En un supuesto en el que se ha establecido que una detención fue realizada bajo tortura todas las pruebas generadas directamente a partir de esta detención tambien deberán ser consideradas como sesgadas o afectadas por los hechos de tortura. Por su posición de garantes, los impartidores de justicia deben realizar un control de oficio respecto de la licitud de las pruebas ofrecidas, independientemente si fueron ofertas por los poderes públicos en el contexto de investigaciones judiciales o por los propios particulares .

  1. Al respecto, se considera innecesario dar vista al Ministerio Público.
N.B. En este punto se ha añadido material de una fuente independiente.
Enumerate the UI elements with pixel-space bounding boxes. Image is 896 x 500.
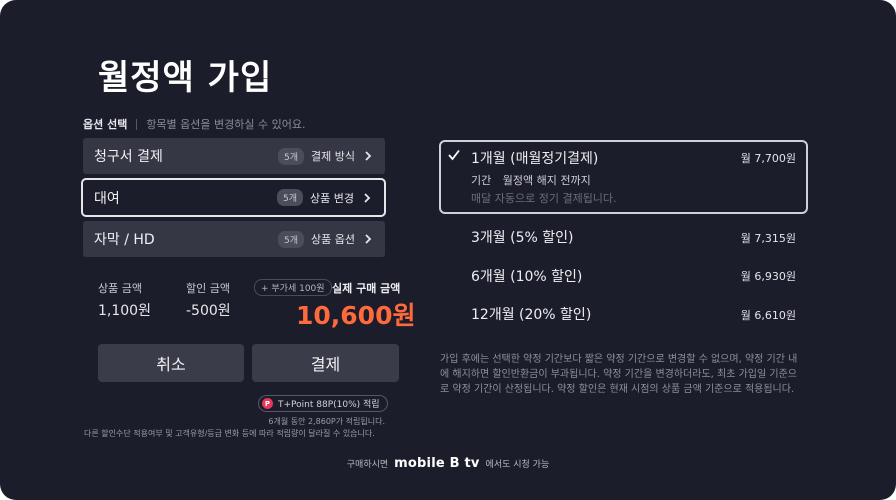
chevron-right-icon (365, 234, 372, 244)
footer-prefix: 구매하시면 (346, 460, 389, 470)
plan-price-6m: 월 6,930원 (740, 270, 796, 283)
discount-amount-value: -500원 (186, 303, 231, 319)
footer-suffix: 에서도 시청 가능 (485, 460, 550, 470)
footer: 구매하시면 mobile B tv 에서도 시청 가능 (0, 456, 896, 471)
plan-title-1m[interactable]: 1개월 (매월정기결제) (471, 148, 598, 168)
option-meta: 결제 방식 (311, 150, 355, 163)
final-amount-value: 10,600원 (296, 301, 416, 330)
brand-logo: mobile B tv (394, 456, 480, 471)
option-label: 대여 (94, 190, 120, 207)
option-count-badge: 5개 (278, 147, 305, 165)
point-chip-text: T+Point 88P(10%) 적립 (278, 400, 380, 410)
option-label: 청구서 결제 (94, 149, 163, 165)
vat-chip: + 부가세 100원 (254, 279, 332, 296)
divider (136, 118, 138, 130)
options-header: 옵션 선택 항목별 옵션을 변경하실 수 있어요. (83, 116, 305, 132)
point-chip: P T+Point 88P(10%) 적립 (258, 395, 388, 412)
option-row-subtitle-hd[interactable]: 자막 / HD 5개 상품 옵션 (83, 221, 385, 257)
check-icon (448, 149, 460, 161)
plan-price-3m: 월 7,315원 (740, 232, 796, 245)
commitment-disclaimer: 가입 후에는 선택한 약정 기간보다 짧은 약정 기간으로 변경할 수 없으며,… (440, 354, 798, 395)
page-title: 월정액 가입 (98, 58, 273, 98)
discount-amount-label: 할인 금액 (186, 282, 230, 295)
chevron-right-icon (364, 192, 371, 203)
plan-price-1m: 월 7,700원 (740, 152, 796, 165)
point-icon: P (262, 398, 273, 409)
plan-period: 기간 월정액 해지 전까지 (471, 172, 591, 188)
subscription-dialog: 월정액 가입 옵션 선택 항목별 옵션을 변경하실 수 있어요. 청구서 결제 … (0, 0, 896, 500)
options-header-hint: 항목별 옵션을 변경하실 수 있어요. (146, 118, 306, 131)
plan-period-value: 월정액 해지 전까지 (502, 174, 591, 187)
plan-title-12m[interactable]: 12개월 (20% 할인) (471, 304, 591, 324)
chevron-right-icon (365, 151, 372, 161)
plan-period-label: 기간 (471, 174, 492, 187)
plan-note: 매달 자동으로 정기 결제됩니다. (471, 192, 617, 205)
final-amount-label: 실제 구매 금액 (332, 282, 401, 295)
option-meta: 상품 변경 (310, 191, 354, 205)
cancel-button[interactable]: 취소 (98, 344, 244, 382)
plan-title-6m[interactable]: 6개월 (10% 할인) (471, 266, 582, 286)
plan-price-12m: 월 6,610원 (740, 309, 796, 322)
option-row-billing[interactable]: 청구서 결제 5개 결제 방식 (83, 138, 385, 174)
option-count-badge: 5개 (278, 230, 305, 248)
option-row-rental[interactable]: 대여 5개 상품 변경 (81, 178, 386, 217)
pay-button[interactable]: 결제 (252, 344, 399, 382)
point-note: 6개월 동안 2,860P가 적립됩니다. (268, 417, 385, 426)
option-label: 자막 / HD (94, 232, 155, 248)
option-meta: 상품 옵션 (311, 233, 355, 246)
option-count-badge: 5개 (277, 189, 304, 206)
plan-title-3m[interactable]: 3개월 (5% 할인) (471, 227, 573, 247)
product-amount-label: 상품 금액 (98, 282, 142, 295)
options-header-label: 옵션 선택 (83, 118, 128, 131)
product-amount-value: 1,100원 (98, 303, 151, 319)
point-disclaimer: 다른 할인수단 적용여부 및 고객유형/등급 변화 등에 따라 적립량이 달라질… (84, 429, 375, 438)
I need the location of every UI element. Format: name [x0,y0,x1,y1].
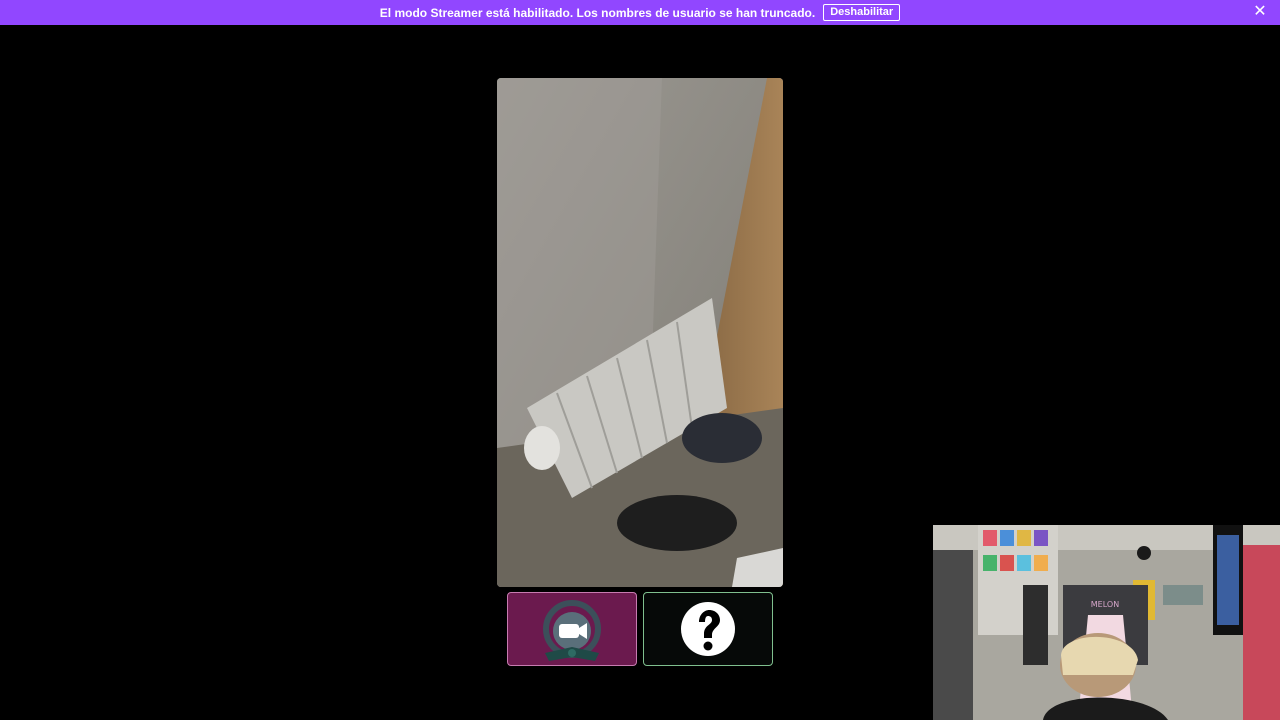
streamer-webcam-overlay: MELON [933,525,1280,720]
question-mark-icon [681,602,735,656]
close-icon[interactable]: ✕ [1252,4,1268,20]
webcam-frame: MELON [933,525,1280,720]
camera-reward-card[interactable] [507,592,637,666]
disable-streamer-mode-button[interactable]: Deshabilitar [823,4,901,21]
video-camera-icon [543,600,601,661]
streamer-mode-message: El modo Streamer está habilitado. Los no… [379,5,816,20]
video-frame [497,78,783,587]
mystery-reward-card[interactable] [643,592,773,666]
main-video-player[interactable] [497,78,783,587]
reward-cards [507,592,773,666]
svg-text:MELON: MELON [1091,600,1119,609]
streamer-mode-banner: El modo Streamer está habilitado. Los no… [0,0,1280,25]
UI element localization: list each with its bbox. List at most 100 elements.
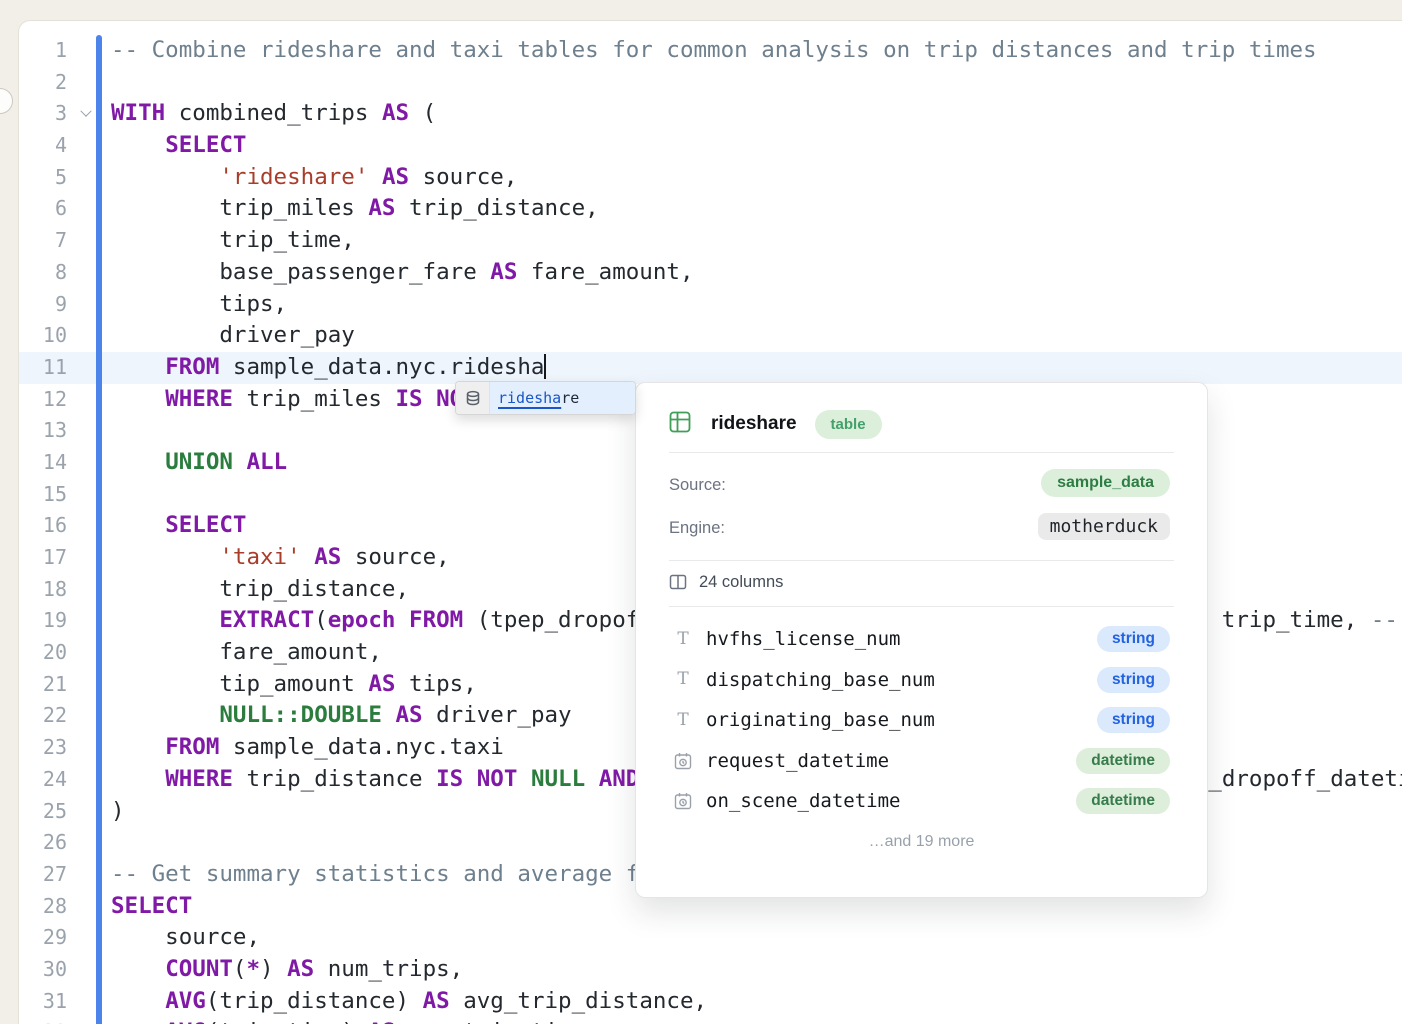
- line-number: 10: [19, 320, 67, 352]
- line-number: 6: [19, 193, 67, 225]
- code-line[interactable]: 9 tips,: [19, 289, 1402, 321]
- column-name: hvfhs_license_num: [706, 628, 900, 650]
- code-line[interactable]: 7 trip_time,: [19, 225, 1402, 257]
- line-number: 17: [19, 542, 67, 574]
- table-info-popover: rideshare table Source: sample_data Engi…: [635, 382, 1208, 898]
- fold-spacer: [75, 35, 97, 67]
- suggestion-matched-text: ridesha: [498, 389, 561, 407]
- code-line[interactable]: 31 AVG(trip_distance) AS avg_trip_distan…: [19, 986, 1402, 1018]
- column-row: on_scene_datetimedatetime: [669, 787, 1170, 815]
- cell-indicator-bar: [96, 35, 102, 1024]
- fold-spacer: [75, 289, 97, 321]
- fold-spacer: [75, 859, 97, 891]
- fold-spacer: [75, 542, 97, 574]
- code-line-text: FROM sample_data.nyc.ridesha: [111, 352, 1402, 384]
- code-line-text: base_passenger_fare AS fare_amount,: [111, 257, 1402, 289]
- fold-spacer: [75, 510, 97, 542]
- line-number: 16: [19, 510, 67, 542]
- suggestion-rest-text: re: [561, 389, 579, 407]
- line-number: 4: [19, 130, 67, 162]
- line-number: 1: [19, 35, 67, 67]
- source-value-badge: sample_data: [1041, 469, 1170, 497]
- code-line[interactable]: 5 'rideshare' AS source,: [19, 162, 1402, 194]
- code-line[interactable]: 6 trip_miles AS trip_distance,: [19, 193, 1402, 225]
- fold-spacer: [75, 384, 97, 416]
- database-icon: [456, 382, 490, 414]
- column-row: Tdispatching_base_num string: [669, 666, 1170, 694]
- calendar-clock-icon: [673, 752, 693, 770]
- line-number: 24: [19, 764, 67, 796]
- line-number: 22: [19, 700, 67, 732]
- line-number: 9: [19, 289, 67, 321]
- line-number: 29: [19, 922, 67, 954]
- code-line-text: SELECT: [111, 130, 1402, 162]
- code-line[interactable]: 10 driver_pay: [19, 320, 1402, 352]
- code-line[interactable]: 1 -- Combine rideshare and taxi tables fo…: [19, 35, 1402, 67]
- fold-spacer: [75, 922, 97, 954]
- line-number: 5: [19, 162, 67, 194]
- engine-label: Engine:: [669, 519, 725, 538]
- code-line-text: -- Combine rideshare and taxi tables for…: [111, 35, 1402, 67]
- line-number: 26: [19, 827, 67, 859]
- line-number: 13: [19, 415, 67, 447]
- divider: [669, 560, 1174, 561]
- code-line[interactable]: 32 AVG(trip_time) AS avg_trip_time,: [19, 1017, 1402, 1024]
- text-type-icon: T: [673, 712, 693, 729]
- fold-spacer: [75, 891, 97, 923]
- fold-chevron-icon[interactable]: [75, 98, 97, 130]
- code-line-text: tips,: [111, 289, 1402, 321]
- line-number: 12: [19, 384, 67, 416]
- code-line[interactable]: 11 FROM sample_data.nyc.ridesha: [19, 352, 1402, 384]
- code-line[interactable]: 4 SELECT: [19, 130, 1402, 162]
- column-type-badge: string: [1097, 626, 1170, 652]
- line-number: 8: [19, 257, 67, 289]
- code-line[interactable]: 3 WITH combined_trips AS (: [19, 98, 1402, 130]
- autocomplete-suggestion-rideshare[interactable]: rideshare: [490, 382, 635, 414]
- code-line[interactable]: 30 COUNT(*) AS num_trips,: [19, 954, 1402, 986]
- line-number: 18: [19, 574, 67, 606]
- line-number: 3: [19, 98, 67, 130]
- line-number: 23: [19, 732, 67, 764]
- fold-spacer: [75, 352, 97, 384]
- columns-count-row: 24 columns: [669, 569, 783, 595]
- column-name: request_datetime: [706, 750, 889, 772]
- autocomplete-popup: rideshare: [455, 381, 636, 415]
- divider: [669, 606, 1174, 607]
- fold-spacer: [75, 479, 97, 511]
- fold-spacer: [75, 67, 97, 99]
- column-name: originating_base_num: [706, 709, 935, 731]
- text-type-icon: T: [673, 631, 693, 648]
- code-line-text: WITH combined_trips AS (: [111, 98, 1402, 130]
- fold-spacer: [75, 320, 97, 352]
- source-label: Source:: [669, 476, 726, 495]
- column-row: Toriginating_base_numstring: [669, 706, 1170, 734]
- fold-spacer: [75, 732, 97, 764]
- column-name: dispatching_base_num: [706, 669, 935, 691]
- line-number: 7: [19, 225, 67, 257]
- fold-spacer: [75, 637, 97, 669]
- fold-spacer: [75, 193, 97, 225]
- calendar-clock-icon: [673, 792, 693, 810]
- line-number: 30: [19, 954, 67, 986]
- code-line[interactable]: 29 source,: [19, 922, 1402, 954]
- code-line[interactable]: 2: [19, 67, 1402, 99]
- collapsed-side-button[interactable]: [0, 88, 13, 114]
- popover-title: rideshare: [711, 413, 797, 435]
- fold-spacer: [75, 954, 97, 986]
- column-type-badge: datetime: [1076, 748, 1170, 774]
- fold-spacer: [75, 130, 97, 162]
- line-number: 25: [19, 796, 67, 828]
- line-number: 2: [19, 67, 67, 99]
- engine-value-badge: motherduck: [1038, 513, 1170, 540]
- fold-spacer: [75, 700, 97, 732]
- code-line[interactable]: 8 base_passenger_fare AS fare_amount,: [19, 257, 1402, 289]
- fold-spacer: [75, 827, 97, 859]
- column-type-badge: string: [1097, 667, 1170, 693]
- line-number: 32: [19, 1017, 67, 1024]
- line-number: 14: [19, 447, 67, 479]
- more-columns-text: …and 19 more: [636, 833, 1207, 851]
- app-background: { "colors": { "page_background": "#f2efe…: [0, 0, 1402, 1024]
- text-type-icon: T: [673, 671, 693, 688]
- line-number: 11: [19, 352, 67, 384]
- table-icon: [669, 411, 691, 438]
Como sostuvo el colegiado, el dicho de la quejosa sólo es un supuesto hipotético respecto a las consecuencias que puede generar el que se realice una detención bajo tortura, no así una manifestación propia de que la quejosa sufrió tortura. Por lo que fue correcto el actuar del tribunal colegiado.
  2. Por lo anterior, al no colmarse los requisitos de importancia y trascendencia, se determina que lo procedente es desechar el presente recurso de revisión.